Asset Retirement Obligations and Cost of Removal
Asset Retirement Obligations
An ARO is recognized if a legal obligation exists in connection with the future disposal or removal costs
resulting from the permanent retirement, abandonment or sale of a long-lived asset. A legal obligation
may exist under an existing or enacted law or statute, written or oral contract, or by legal construction
under the doctrine of promissory estoppel.
An ARO represents the FV of estimated cash flows necessary to discharge the future obligation, using
the Company’s credit adjusted risk-free rate. The amounts are reduced by actual expenditures incurred.
Estimated future cash flows are based on completed depreciation studies, remediation reports, prior
experience, estimated useful lives, and governmental regulatory requirements. The present value of the
liability is recorded and the carrying amount of the related long-lived asset is correspondingly increased.
The amount capitalized at inception is depreciated in the same manner as the related long-lived asset.
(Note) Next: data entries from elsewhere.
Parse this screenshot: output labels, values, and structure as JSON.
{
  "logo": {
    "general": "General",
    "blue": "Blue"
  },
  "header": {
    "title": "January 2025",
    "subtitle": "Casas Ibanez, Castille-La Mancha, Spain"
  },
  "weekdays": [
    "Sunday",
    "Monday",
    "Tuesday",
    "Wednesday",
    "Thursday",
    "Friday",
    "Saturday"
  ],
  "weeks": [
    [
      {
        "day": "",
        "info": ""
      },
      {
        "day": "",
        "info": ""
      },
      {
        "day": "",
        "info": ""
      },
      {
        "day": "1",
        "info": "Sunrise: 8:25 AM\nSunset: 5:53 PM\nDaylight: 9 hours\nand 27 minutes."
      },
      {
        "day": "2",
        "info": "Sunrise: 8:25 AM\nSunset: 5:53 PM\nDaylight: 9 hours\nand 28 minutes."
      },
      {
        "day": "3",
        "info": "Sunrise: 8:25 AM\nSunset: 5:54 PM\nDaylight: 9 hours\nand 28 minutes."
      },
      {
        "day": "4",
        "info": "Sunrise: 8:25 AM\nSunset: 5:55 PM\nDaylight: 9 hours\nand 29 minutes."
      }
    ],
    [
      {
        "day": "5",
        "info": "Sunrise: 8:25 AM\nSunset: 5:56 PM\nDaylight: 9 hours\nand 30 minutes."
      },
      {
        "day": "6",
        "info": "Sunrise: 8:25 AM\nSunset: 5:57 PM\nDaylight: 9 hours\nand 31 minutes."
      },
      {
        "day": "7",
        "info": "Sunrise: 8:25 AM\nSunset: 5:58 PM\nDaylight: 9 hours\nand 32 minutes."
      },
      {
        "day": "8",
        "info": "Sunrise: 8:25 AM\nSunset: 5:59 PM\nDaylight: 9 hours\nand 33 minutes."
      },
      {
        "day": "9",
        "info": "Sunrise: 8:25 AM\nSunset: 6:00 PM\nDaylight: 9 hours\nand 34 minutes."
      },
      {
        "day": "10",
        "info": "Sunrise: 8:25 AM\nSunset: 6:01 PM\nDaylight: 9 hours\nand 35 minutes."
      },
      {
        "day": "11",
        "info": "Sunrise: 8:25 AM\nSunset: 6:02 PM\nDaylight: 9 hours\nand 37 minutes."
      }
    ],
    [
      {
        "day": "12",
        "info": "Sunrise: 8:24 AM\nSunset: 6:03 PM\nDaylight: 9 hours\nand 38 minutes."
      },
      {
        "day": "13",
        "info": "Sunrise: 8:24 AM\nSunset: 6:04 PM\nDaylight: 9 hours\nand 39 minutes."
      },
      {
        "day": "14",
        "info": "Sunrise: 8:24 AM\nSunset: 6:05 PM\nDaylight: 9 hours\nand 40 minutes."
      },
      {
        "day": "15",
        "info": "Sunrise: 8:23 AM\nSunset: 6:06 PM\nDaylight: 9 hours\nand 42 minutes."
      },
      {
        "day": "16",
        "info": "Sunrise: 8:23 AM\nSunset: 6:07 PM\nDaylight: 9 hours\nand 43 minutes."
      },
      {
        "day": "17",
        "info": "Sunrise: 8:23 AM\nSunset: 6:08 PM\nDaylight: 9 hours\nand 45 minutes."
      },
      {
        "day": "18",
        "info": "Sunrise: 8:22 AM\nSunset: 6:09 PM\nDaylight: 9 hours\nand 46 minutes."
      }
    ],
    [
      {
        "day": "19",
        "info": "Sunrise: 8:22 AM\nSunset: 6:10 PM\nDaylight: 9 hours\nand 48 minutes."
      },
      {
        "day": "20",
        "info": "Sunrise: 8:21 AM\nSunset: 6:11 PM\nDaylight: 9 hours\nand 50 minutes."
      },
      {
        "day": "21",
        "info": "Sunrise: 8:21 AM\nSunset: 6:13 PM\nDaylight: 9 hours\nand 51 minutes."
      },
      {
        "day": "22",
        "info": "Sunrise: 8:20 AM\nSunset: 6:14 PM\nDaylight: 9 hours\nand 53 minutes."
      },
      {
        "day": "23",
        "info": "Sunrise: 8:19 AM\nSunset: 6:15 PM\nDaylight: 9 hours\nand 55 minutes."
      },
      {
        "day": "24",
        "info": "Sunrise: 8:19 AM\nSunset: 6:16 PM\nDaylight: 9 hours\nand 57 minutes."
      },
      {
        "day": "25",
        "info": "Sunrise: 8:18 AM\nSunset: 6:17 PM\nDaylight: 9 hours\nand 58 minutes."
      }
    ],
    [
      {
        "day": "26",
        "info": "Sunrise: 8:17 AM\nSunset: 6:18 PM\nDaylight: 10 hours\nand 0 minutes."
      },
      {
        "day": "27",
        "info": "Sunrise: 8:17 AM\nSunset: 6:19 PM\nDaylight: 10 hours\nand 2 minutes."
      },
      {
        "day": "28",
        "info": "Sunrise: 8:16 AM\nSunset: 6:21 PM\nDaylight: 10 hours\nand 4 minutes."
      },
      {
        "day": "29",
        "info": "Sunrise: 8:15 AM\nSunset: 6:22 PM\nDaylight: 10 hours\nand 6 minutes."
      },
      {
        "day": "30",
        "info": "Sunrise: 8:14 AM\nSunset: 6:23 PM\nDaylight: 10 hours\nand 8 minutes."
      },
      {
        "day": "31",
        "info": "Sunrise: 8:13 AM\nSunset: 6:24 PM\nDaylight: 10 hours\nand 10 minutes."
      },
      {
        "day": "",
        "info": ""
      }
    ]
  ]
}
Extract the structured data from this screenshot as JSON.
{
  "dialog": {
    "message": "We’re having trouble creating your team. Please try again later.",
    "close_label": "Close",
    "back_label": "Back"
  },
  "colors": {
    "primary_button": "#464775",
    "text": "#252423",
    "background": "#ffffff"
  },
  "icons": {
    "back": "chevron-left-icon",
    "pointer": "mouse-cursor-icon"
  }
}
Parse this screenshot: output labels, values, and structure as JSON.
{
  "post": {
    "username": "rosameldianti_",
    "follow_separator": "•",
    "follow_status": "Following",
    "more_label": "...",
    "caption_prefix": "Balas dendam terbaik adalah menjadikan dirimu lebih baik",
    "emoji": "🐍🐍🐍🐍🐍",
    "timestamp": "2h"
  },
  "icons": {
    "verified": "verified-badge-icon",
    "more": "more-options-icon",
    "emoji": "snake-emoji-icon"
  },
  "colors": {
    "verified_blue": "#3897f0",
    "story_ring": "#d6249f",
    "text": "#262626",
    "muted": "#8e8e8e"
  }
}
Over time, the liability is accreted to its estimated future value. AROs are included in “Other long-term
liabilities” and accretion expense is included as part of “Depreciation and amortization”. Any regulated
accretion expense not yet approved by the regulator is recorded in “Property, plant and equipment” and
included in the next depreciation study.
Some of the Company’s transmission and distribution assets may have conditional AROs that are not
recognized in the consolidated financial statements, as the FV of these obligations could not be
reasonably estimated, given insufficient information to do so. A conditional ARO refers to a legal
obligation to perform an asset retirement activity in which the timing and/or method of settlement are
conditional on a future event that may or may not be within the control of the entity. Management
monitors these obligations and a liability is recognized at FV in the period in which an amount can be
determined.
Cost of Removal (“COR”)
TEC, PGS, NMGC and NSPI recognize non-ARO COR as regulatory liabilities. The non-ARO COR
represent funds received from customers through depreciation rates to cover estimated future non-legally
required COR of PP&E upon retirement. The companies accrue for COR over the life of the related
assets based on depreciation studies approved by their respective regulators. The costs are estimated
based on historical experience and future expectations, including expected timing and estimated future
cash outlays.
Stock-Based Compensation
Stock-Based Compensation
The Company has several stock-based compensation plans: a common share option plan for senior
management; an employee common share purchase plan; a deferred share unit (“DSU”) plan; a
performance share unit (“PSU”) plan; and a restricted share unit (“RSU”) plan. The Company accounts for
its plans in accordance with the FV-based method of accounting for stock-based compensation. Stock-
based compensation cost is measured at the grant date, based on the calculated FV of the award, and is
recognized as an expense over the employee’s or director’s requisite service period using the graded
vesting method. Stock-based compensation plans recognized as liabilities are initially measured at FV
and re-measured at FV at each reporting date, with the change in liability recognized in income.
Employee Benefits
Employee Benefits
The costs of the Company’s pension and other post-retirement benefit programs for employees are
expensed over the periods during which employees render service. The Company recognizes the funded
status of its defined-benefit and other post-retirement plans on the balance sheet and recognizes
changes in funded status in the year the change occurs. The Company recognizes unamortized gains
and losses and past service costs in “AOCI” or “Regulatory assets” on the Consolidated Balance Sheets.
The components of net periodic benefit cost other than the service cost component are included in “Other
income, net” on the Consolidated Statements of Income. For further detail, refer to note 21.